Calculate the de Broglie wavelength for each of the following. a. an electron with a velocity \(10 . \%\) of the speed of light b. a tennis ball \((55 \mathrm{g})\) served at \(35 \mathrm{m} / \mathrm{s}(\sim 80 \mathrm{mi} / \mathrm{h})\)

Neutron diffraction is used in determining the structures of molecules. a. Calculate the de Broglie wavelength of a neutron moving at \(1.00 \%\) of the speed of light. b. Calculate the velocity of a neutron with a wavelength of \(75 \mathrm{pm}\left(1 \mathrm{pm}=10^{-12} \mathrm{m}\right)\)

A particle has a velocity that is \(90 . \%\) of the speed of light. If the wavelength of the particle is \(1.5 \times 10^{-15} \mathrm{m},\) what is the mass of the particle?

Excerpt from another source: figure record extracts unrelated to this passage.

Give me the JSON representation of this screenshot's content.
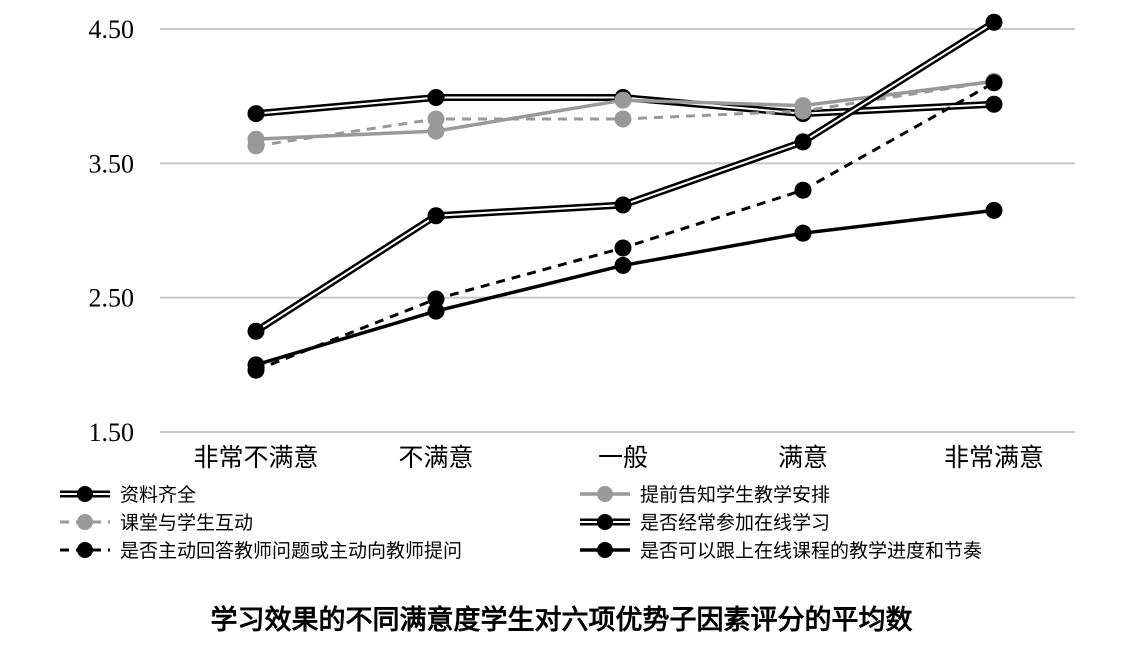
{
  "chart_data": {
    "type": "line",
    "title": "学习效果的不同满意度学生对六项优势子因素评分的平均数",
    "categories": [
      "非常不满意",
      "不满意",
      "一般",
      "满意",
      "非常满意"
    ],
    "ylim": [
      1.5,
      4.5
    ],
    "yticks": [
      "1.50",
      "2.50",
      "3.50",
      "4.50"
    ],
    "grid": true,
    "legend_position": "bottom",
    "series": [
      {
        "name": "资料齐全",
        "values": [
          3.87,
          3.99,
          3.99,
          3.87,
          3.94
        ],
        "color": "#000000",
        "style": "double"
      },
      {
        "name": "提前告知学生教学安排",
        "values": [
          3.68,
          3.74,
          3.97,
          3.93,
          4.11
        ],
        "color": "#999999",
        "style": "thick"
      },
      {
        "name": "课堂与学生互动",
        "values": [
          3.63,
          3.83,
          3.83,
          3.89,
          4.11
        ],
        "color": "#999999",
        "style": "dashed"
      },
      {
        "name": "是否经常参加在线学习",
        "values": [
          2.25,
          3.11,
          3.19,
          3.66,
          4.55
        ],
        "color": "#000000",
        "style": "double"
      },
      {
        "name": "是否主动回答教师问题或主动向教师提问",
        "values": [
          1.96,
          2.49,
          2.87,
          3.3,
          4.1
        ],
        "color": "#000000",
        "style": "dashed"
      },
      {
        "name": "是否可以跟上在线课程的教学进度和节奏",
        "values": [
          2.0,
          2.4,
          2.74,
          2.98,
          3.15
        ],
        "color": "#000000",
        "style": "thick"
      }
    ]
  }
}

Calculate the velocities of electrons with de Broglie wavelengths of \(1.0 \times 10^{2} \mathrm{nm}\) and \(1.0 \mathrm{nm} .\)

Calculate the wavelength of light emitted when each of the following transitions occur in the hydrogen atom. What type of electromagnetic radiation is emitted in each transition? a. \(n=3 \rightarrow n=2\) b. \(n=4 \rightarrow n=2\) c. \(n=2 \rightarrow n=1\)

Calculate the wavelength of light emitted when each of the following transitions occur in the hydrogen atom. What type of electromagnetic radiation is emitted in each transition? a. \(n=4 \rightarrow n=3\) b. \(n=5 \rightarrow n=4\) c. \(n=5 \rightarrow n=3\)

Calculate the longest and shortest wavelengths of light emitted by electrons in the hydrogen atom that begin in the \(n=6\) state and then fall to states with smaller values of \(n\).

Assume that a hydrogen atom's electron has been excited to the \(n=5\) level. How many different wavelengths of light can be emitted as this excited atom loses energy?